2013

As 2013 draws to a close, I’ve started thinking about the things I have learnt, gained and lost in this past year, because what’s a better time than this to get all pensive and reflective-like?

Some of the things I wanted so much to happen, didn’t; and some things I didn’t expect to happen, ever, did. Life is, as they say, full of surprises and seems to be one of those things we all have a love/hate relationship with. It can be interesting to take a step back and take a look at all the things that have transpired in the last 12 months and see if we’ve become older and wiser, or just older. In thinking about my own year, I’ve realised that some of my ‘Lessons Learnt’ have proven some of the most overused expressions to be true. So it goes, four cliché life lessons that I have found to be true in 2013:

1) Time heals all wounds. I know, ew. This is a cliché to the point of blinding irritation when someone tries to say it to you while you’re in the throes of some sort of emotional hardship, but it’s true. Some wounds take a lot of time but eventually they do heal, or at least become easier to live with. Time is a funny thing; when we’re having fun, we want it to slow down, when we’re trying to meet a deadline, we wish we had more of it, and when we’re struggling, we just want to fast-forward to the time when we’re fine and happy again. Alas, time mocks, “It doesn’t work that way, kiddo.” Perhaps some of the fun is in the struggle, because without it we wouldn’t appreciate the good times. No? Too much?

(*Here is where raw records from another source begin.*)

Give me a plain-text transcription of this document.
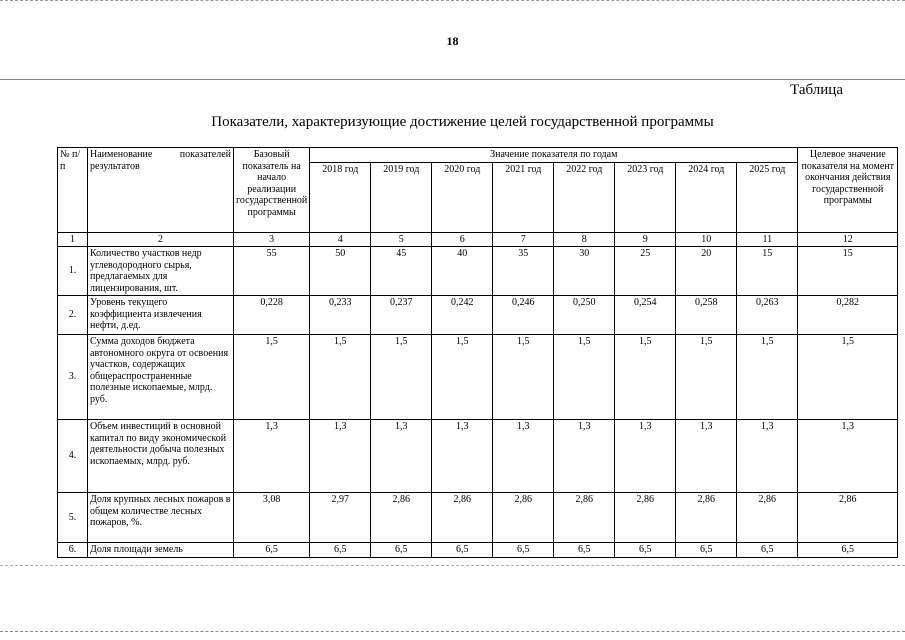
18
Таблица
Показатели, характеризующие достижение целей государственной программы
№ п/п	Наименование показателей результатов	Базовый показатель на начало реализации государственной программы	Значение показателя по годам								Целевое значение показателя на момент окончания действия государственной программы
			2018 год	2019 год	2020 год	2021 год	2022 год	2023 год	2024 год	2025 год	
1	2	3	4	5	6	7	8	9	10	11	12
1.	Количество участков недр углеводородного сырья, предлагаемых для лицензирования, шт.	55	50	45	40	35	30	25	20	15	15
2.	Уровень текущего коэффициента извлечения нефти, д.ед.	0,228	0,233	0,237	0,242	0,246	0,250	0,254	0,258	0,263	0,282
3.	Сумма доходов бюджета автономного округа от освоения участков, содержащих общераспространенные полезные ископаемые, млрд. руб.	1,5	1,5	1,5	1,5	1,5	1,5	1,5	1,5	1,5	1,5
4.	Объем инвестиций в основной капитал по виду экономической деятельности добыча полезных ископаемых, млрд. руб.	1,3	1,3	1,3	1,3	1,3	1,3	1,3	1,3	1,3	1,3
5.	Доля крупных лесных пожаров в общем количестве лесных пожаров, %.	3,08	2,97	2,86	2,86	2,86	2,86	2,86	2,86	2,86	2,86
6.	Доля площади земель	6,5	6,5	6,5	6,5	6,5	6,5	6,5	6,5	6,5	6,5
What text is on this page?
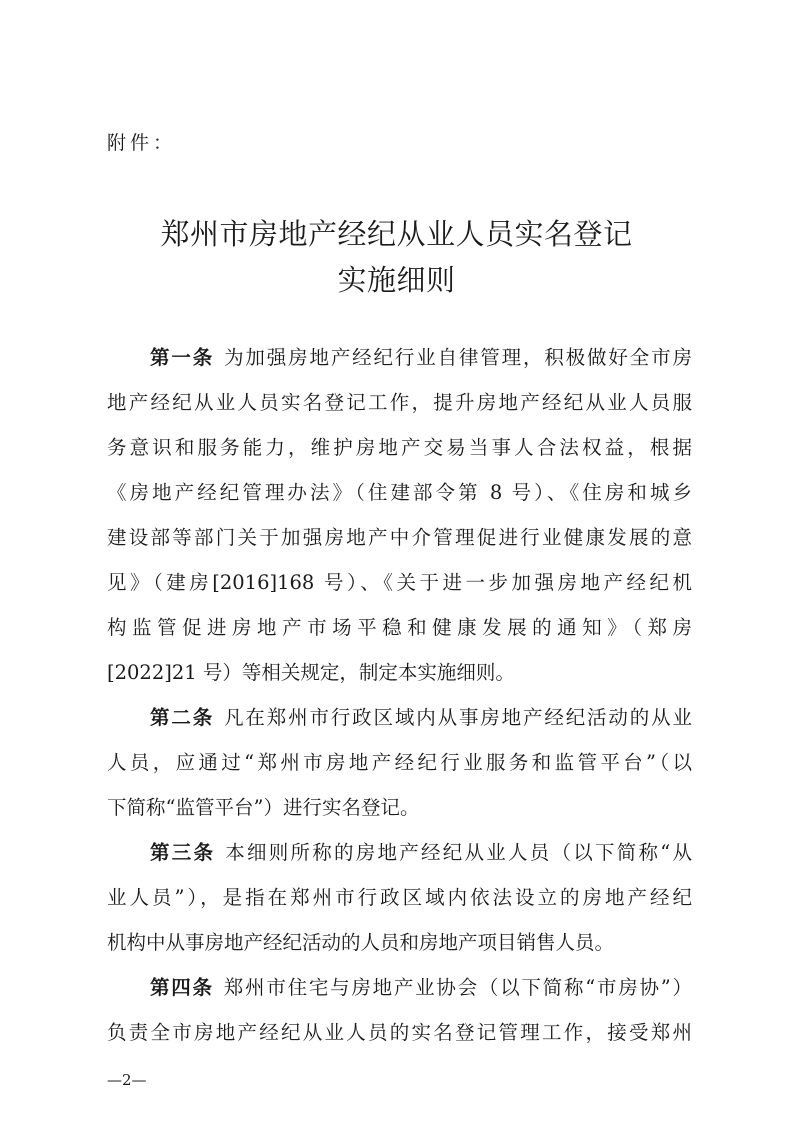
附件：

郑州市房地产经纪从业人员实名登记
实施细则

第一条 为加强房地产经纪行业自律管理，积极做好全市房

地产经纪从业人员实名登记工作，提升房地产经纪从业人员服

务意识和服务能力，维护房地产交易当事人合法权益，根据

《房地产经纪管理办法》（住建部令第 8 号）、《住房和城乡

建设部等部门关于加强房地产中介管理促进行业健康发展的意

见》（建房[2016]168 号）、《关于进一步加强房地产经纪机

构监管促进房地产市场平稳和健康发展的通知》（郑房

[2022]21 号）等相关规定，制定本实施细则。

第二条 凡在郑州市行政区域内从事房地产经纪活动的从业

人员，应通过“郑州市房地产经纪行业服务和监管平台”（以

下简称“监管平台”）进行实名登记。

第三条 本细则所称的房地产经纪从业人员（以下简称“从

业人员”），是指在郑州市行政区域内依法设立的房地产经纪

机构中从事房地产经纪活动的人员和房地产项目销售人员。

第四条 郑州市住宅与房地产业协会（以下简称“市房协”）

负责全市房地产经纪从业人员的实名登记管理工作，接受郑州

—2—
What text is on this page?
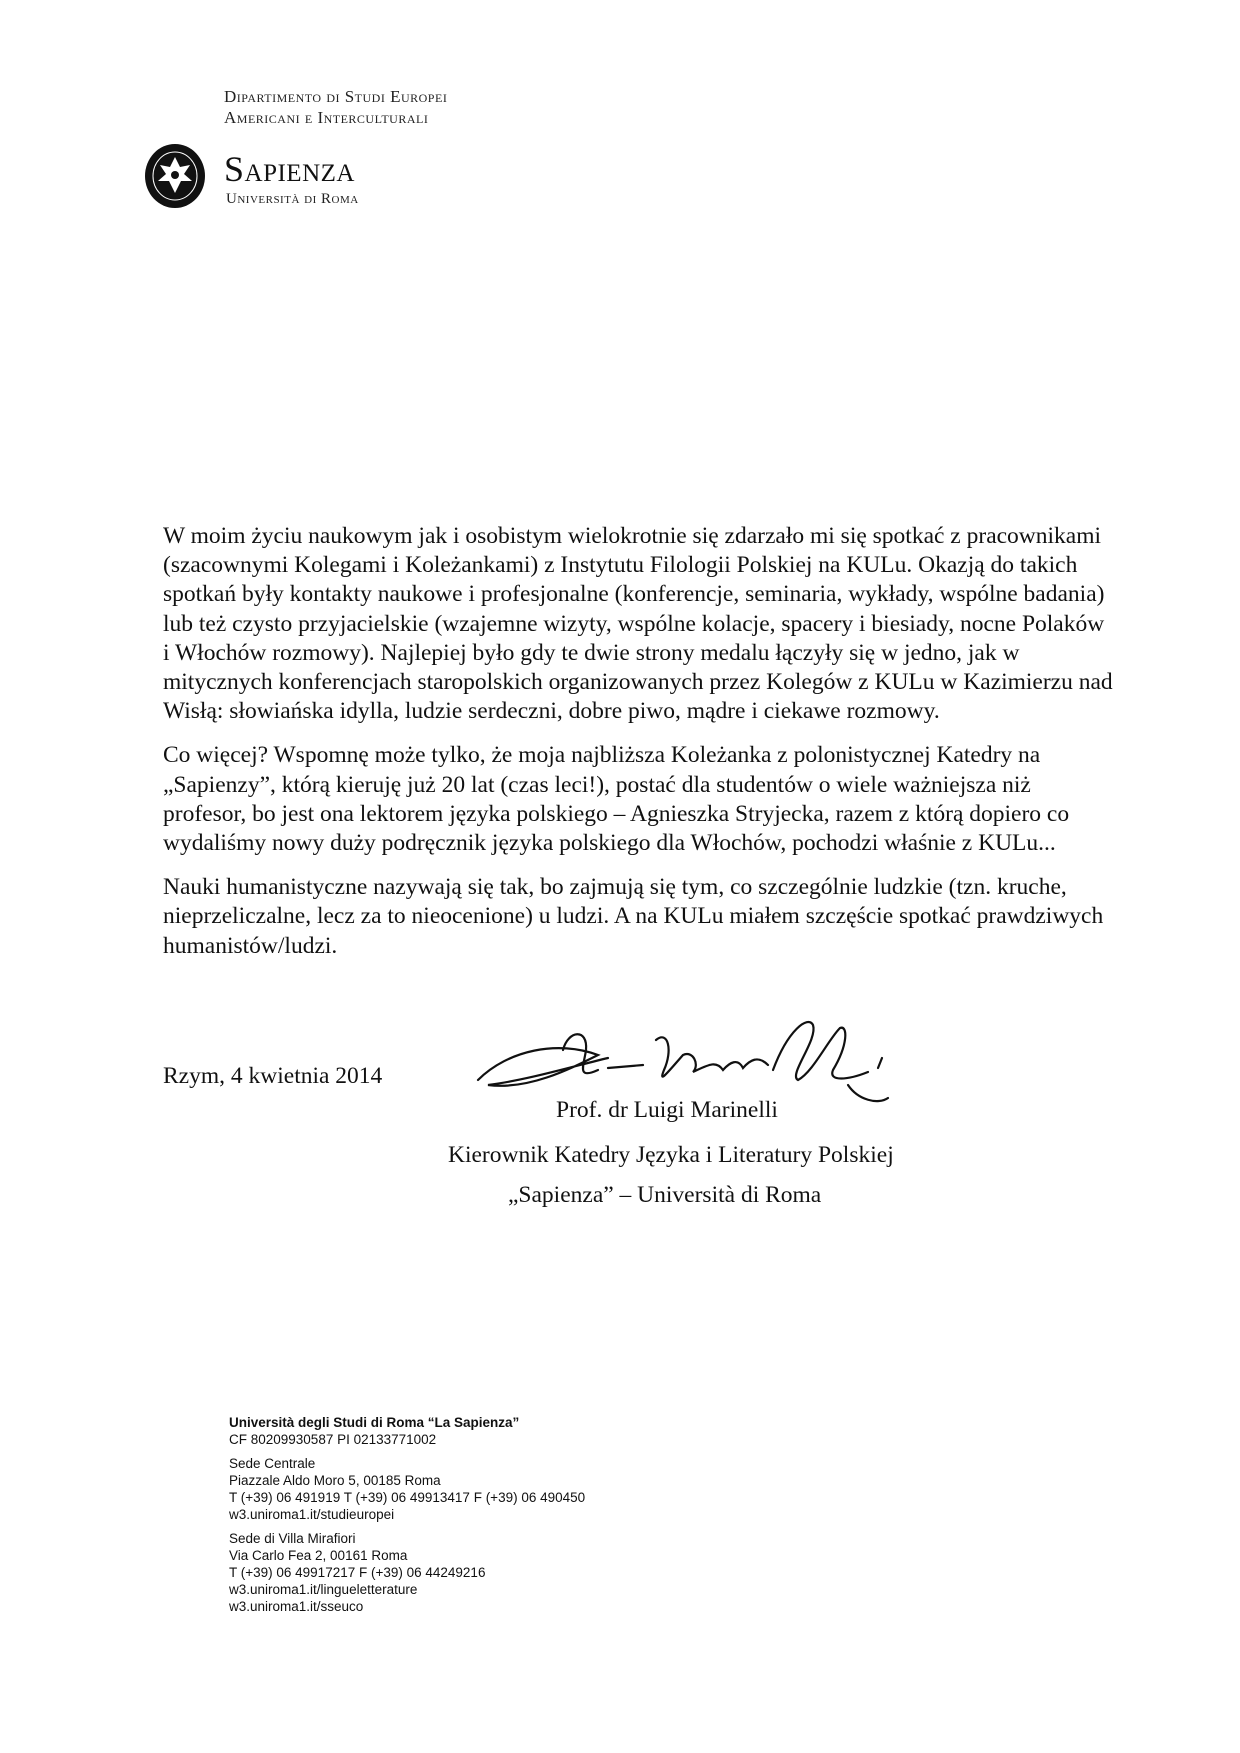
Dipartimento di Studi Europei
Americani e Interculturali
Sapienza
Università di Roma

W moim życiu naukowym jak i osobistym wielokrotnie się zdarzało mi się spotkać z pracownikami (szacownymi Kolegami i Koleżankami) z Instytutu Filologii Polskiej na KULu. Okazją do takich spotkań były kontakty naukowe i profesjonalne (konferencje, seminaria, wykłady, wspólne badania) lub też czysto przyjacielskie (wzajemne wizyty, wspólne kolacje, spacery i biesiady, nocne Polaków i Włochów rozmowy). Najlepiej było gdy te dwie strony medalu łączyły się w jedno, jak w mitycznych konferencjach staropolskich organizowanych przez Kolegów z KULu w Kazimierzu nad Wisłą: słowiańska idylla, ludzie serdeczni, dobre piwo, mądre i ciekawe rozmowy.

Co więcej? Wspomnę może tylko, że moja najbliższa Koleżanka z polonistycznej Katedry na „Sapienzy”, którą kieruję już 20 lat (czas leci!), postać dla studentów o wiele ważniejsza niż profesor, bo jest ona lektorem języka polskiego – Agnieszka Stryjecka, razem z którą dopiero co wydaliśmy nowy duży podręcznik języka polskiego dla Włochów, pochodzi właśnie z KULu...

Nauki humanistyczne nazywają się tak, bo zajmują się tym, co szczególnie ludzkie (tzn. kruche, nieprzeliczalne, lecz za to nieocenione) u ludzi. A na KULu miałem szczęście spotkać prawdziwych humanistów/ludzi.

Rzym, 4 kwietnia 2014
Prof. dr Luigi Marinelli
Kierownik Katedry Języka i Literatury Polskiej
„Sapienza” – Università di Roma
Università degli Studi di Roma “La Sapienza”
CF 80209930587 PI 02133771002
Sede Centrale
Piazzale Aldo Moro 5, 00185 Roma
T (+39) 06 491919 T (+39) 06 49913417 F (+39) 06 490450
w3.uniroma1.it/studieuropei
Sede di Villa Mirafiori
Via Carlo Fea 2, 00161 Roma
T (+39) 06 49917217 F (+39) 06 44249216
w3.uniroma1.it/lingueletterature
w3.uniroma1.it/sseuco
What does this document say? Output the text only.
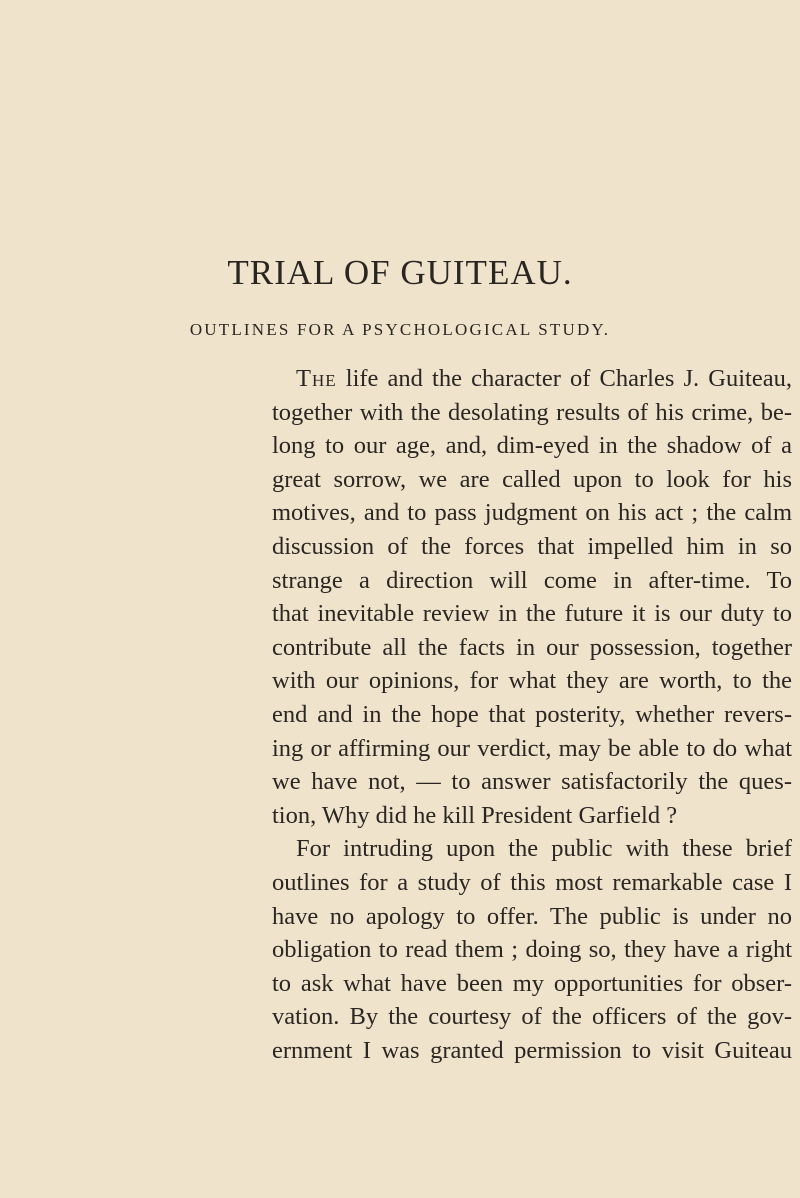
TRIAL OF GUITEAU.
OUTLINES FOR A PSYCHOLOGICAL STUDY.
The life and the character of Charles J. Guiteau,
together with the desolating results of his crime, be-
long to our age, and, dim-eyed in the shadow of a
great sorrow, we are called upon to look for his
motives, and to pass judgment on his act ; the calm
discussion of the forces that impelled him in so
strange a direction will come in after-time. To
that inevitable review in the future it is our duty to
contribute all the facts in our possession, together
with our opinions, for what they are worth, to the
end and in the hope that posterity, whether revers-
ing or affirming our verdict, may be able to do what
we have not, — to answer satisfactorily the ques-
tion, Why did he kill President Garfield ?
For intruding upon the public with these brief
outlines for a study of this most remarkable case I
have no apology to offer. The public is under no
obligation to read them ; doing so, they have a right
to ask what have been my opportunities for obser-
vation. By the courtesy of the officers of the gov-
ernment I was granted permission to visit Guiteau
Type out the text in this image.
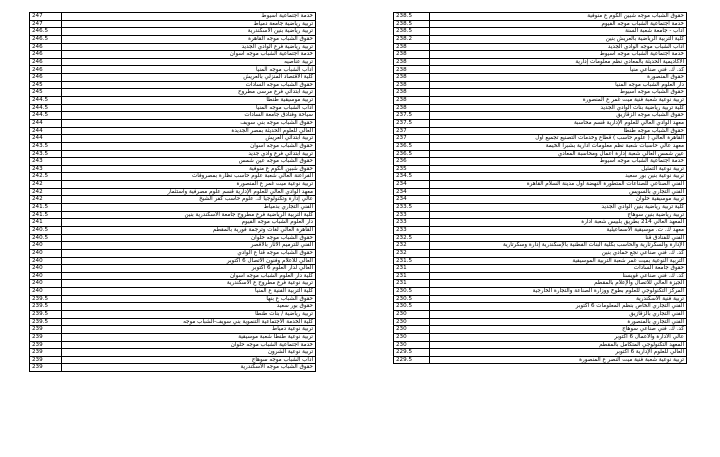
247	خدمة اجتماعية اسيوط
247	تربية رياضية جامعة دمياط
246.5	تربية رياضية بنين الاسكندرية
246.5	حقوق الشباب موجه القاهرة
246	تربية رياضية فرع الوادي الجديد
246	خدمة اجتماعية الشباب موجه اسوان
246	تربية عناصيه
246	اداب الشباب موجه المنيا
246	كلية الاقتصاد المنزلي بالعريش
245	حقوق الشباب موجه السادات
245	تربية ابتدائي فرع مرسى مطروح
244.5	تربية موسيقية طنطا
244.5	اداب الشباب موجه المنيا
244.5	سياحة وفنادق جامعة السادات
244	حقوق الشباب موجه بني سويف
244	العالي للعلوم الحديثة بمصر الجديدة
244	تربية ابتدائي العريش
243.5	حقوق الشباب موجه اسوان
243.5	تربية ابتدائي فرع وادي جديد
243	حقوق الشباب موجه عين شمس
243	حقوق شبين الكوم ع منوفية
242.5	الفراعنة العالي شعبة علوم حاسب نظارة بمصروفات
242	تربية نوعية ميت غمر ع المنصورة
242	معهد الوادي العالي للعلوم الإدارية قسم علوم مصرفية واستثمار
242	عالي إدارة وتكنولوجيا ك. علوم حاسب كفر الشيخ
241.5	الفني التجاري بدمياط
241.5	كلية التربية الرياضية فرع مطروح جامعة الاسكندرية بنين
241	دار العلوم الشباب موجه الفيوم
240.5	القاهرة العالي لغات وترجمة فورية بالمقطم
240.5	حقوق الشباب موجه حلوان
240	الفني للترميم الاثار بالاقصر
240	حقوق الشباب موجه قنا ع الوادي
240	العالي للاعلام وفنون الاتصال 6 اكتوبر
240	العالي لدار العلوم 6 أكتوبر
240	كلية دار العلوم الشباب موجه اسوان
240	تربية نوعية فرع مطروح ع الاسكندرية
240	كلية التربية الفنية ع المنيا
239.5	حقوق الشباب ع بنها
239.5	حقوق بور سعيد
239.5	تربية رياضية / بنات طنطا
239.5	كلية الخدمة الاجتماعية التنموية بني سويف-الشباب موجه
239	تربية نوعية دمياط
239	تربية نوعية طنطا شعبة موسيقية
239	خدمة اجتماعية الشباب موجه حلوان
239	تربية نوعية الشرون
239	اداب الشباب موجه سوهاج
239	حقوق الشباب موجه الاسكندرية
238.5	حقوق الشباب موجه شبين الكوم ع منوفية
238.5	خدمة اجتماعية الشباب موجه الفيوم
238.5	اداب - جامعة شعبة ألسنة
238.2	كلية التربية الرياضية بالعريش بنين
238	اداب الشباب موجه الوادي الجديد
238	خدمة اجتماعية الشباب موجه اسيوط
238	الأكاديمية الحديثة بالمعادي نظم معلومات إدارية
238	كد. ك. فني صناعي منيا
238	حقوق المنصورة
238	دار العلوم الشباب موجه المنيا
238	حقوق الشباب موجه اسيوط
238	تربية نوعية شعبة فنية ميت غمر ع المنصورة
238	كلية تربية رياضية بنات الوادي الجديد
237.5	حقوق الشباب موجه الزقازيق
237.5	معهد الوادي العالي للعلوم الإدارية قسم محاسبة
237	حقوق الشباب موجه طنطا
237	القاهرة العالي ( علوم حاسب ) قطاع وخدمات التصنيع تجميع اول
236.5	معهد عالي حاسبات شعبة نظم معلومات ادارية بشبرا الخيمة
236.5	عين شمس العالي شعبة إدارة أعمال ومحاسبة المعادي
236	خدمة اجتماعية الشباب موجه اسيوط
235	تربية نوعية التمثيل
234.5	تربية نوعية بنين بور سعيد
234	الفني الصناعي للصناعات المتطورة النهضة أول مدينة السلام القاهرة
234	الفني التجاري بالسويس
234	تربية موسيقية حلوان
233.5	كلية تربية رياضية بنين الوادي الجديد
233	تربية رياضية بنين سوهاج
233	المعهد العالي 214 بطريق بلبيس شعبة ادارة
233	معهد ك. ت. موسيقية الاسماعيلية
232.5	الفني للفنادق قنا
232	الإدارة والسكرتارية والحاسب بكلية البنات الفطنية بالإسكندرية إدارة وسكرتارية
232	كد. ك. فني صناعي نجع حمادي بنين
231.5	التربية النوعية بميت غمر شعبة التربية الموسيقية
231	حقوق جامعة السادات
231	كد. ك. فني صناعي قويسنا
231	الجيزة العالي للاتصال والإعلام بالمقطم
230.5	المركز التكنولوجي للعلوم بطوخ ووزارة الصناعة والتجارة الخارجية
230.5	تربية فنية الاسكندرية
230.5	الفني التجاري الخاص بنظم المعلومات 6 اكتوبر
230	الفني التجاري بالزقازيق
230	الفني التجاري بالمنصورة
230	كد. ك. فني صناعي سوهاج
230	عالي الادارة والأعمال 6 أكتوبر
230	المعهد التكنولوجي المتكامل بالمقطم
229.5	العالي للعلوم الإدارية 6 اكتوبر
229.5	تربية نوعية شعبة فنية ميت النصر ع المنصورة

2) Surround yourself with people who make you happy. Pretty self-explanatory since energy robbers can be a huge downer. Be around people who lift you up and support, encourage, and love you for the weirdo you are.

3) Life really does begin outside of your comfort zone. Whether that’s travelling, opening yourself up to dating someone wildly outside your “type”, pursuing a dream, or even just trying a new food. Until we push ourselves outside of the familiar we can never really know how good things can be, how strong we are, or how much fun we’ve been keeping from ourselves.

4) Don’t fight for someone who isn’t willing to fight for you, even a little bit. I can, and have, fought long and hard for someone until I realised that the only person I was fighting against was the very person I was fighting for. It hurts like a motherfucker and it takes a very long time to accept, but it’s a realisation worth having sooner rather than later.